Santos, el puerto más grande de América latina -sin considerar los enclaves panameños- sufrió el jueves último una dura huelga en apoyo al paro nacional decretado por cinco centrales sindicales brasileñas, en el marco del “Día nacional de lucha”.
Santos, el puerto más grande de América latina -sin considerar los enclaves panameños- sufrió el jueves último una dura huelga en apoyo al paro nacional decretado por cinco centrales sindicales brasileñas, en el marco del “Día nacional de lucha”.
Los estibadores de Santos demoraron las operaciones de 13 buques portacontenedores, pero no afectaron las cargas de granos (soja y maíz), según consignó la agencia Reuters.
Los manifestantes bloquearon los sucesivos ingresos en las terminales “en apoyo al día de la lucha”, según indicó Cesar Rodrigues Alves, un representante del sindicato de estibadores en el puerto de Santos a la agencia de noticias.
Pero lo cierto es los puertos brasileños están más que convulsionados hace por lo menos 60 días, cuando los legisladores brasileños aprobaron la norma que permite la venta de terminales portuarias a compañías privadas, el 16 de mayo.

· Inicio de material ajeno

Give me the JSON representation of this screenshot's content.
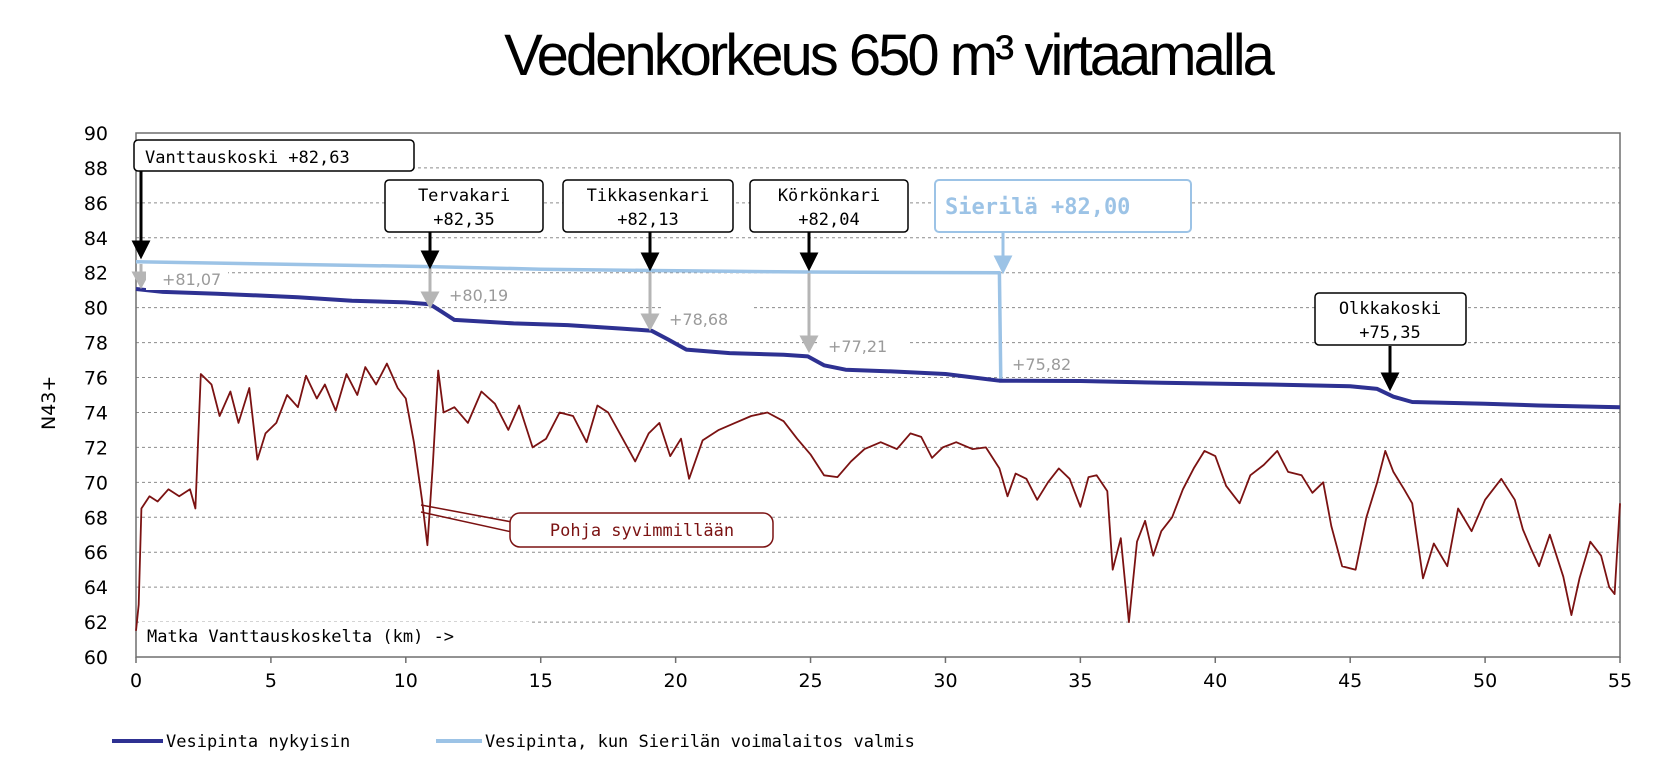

Preocupados por una ola de reestructuraciones laborales, los trabajadores portuarios manifestaron su rechazo a la medida, que ya no obligará a contratar estibadores por medio de una agencia centralizada, el Organismo de Gestión de Mano de Obra (OGMO).
De hecho, el foco de las críticas fue Embraport, la terminal que construye DP World con el grupo brasileño Odebrecht, con una inversión de US$ 1200 millones, y que no estaría contratando personal por medio de la agencia.
La Asociación Nacional de Estibadores en Brasilia conformó que la adhesión al bloqueo de las terminales portuarias brasileña no se limitaría a Santos, sino que abarcaría también otros puertos de Brasil, como el de Paranaguá.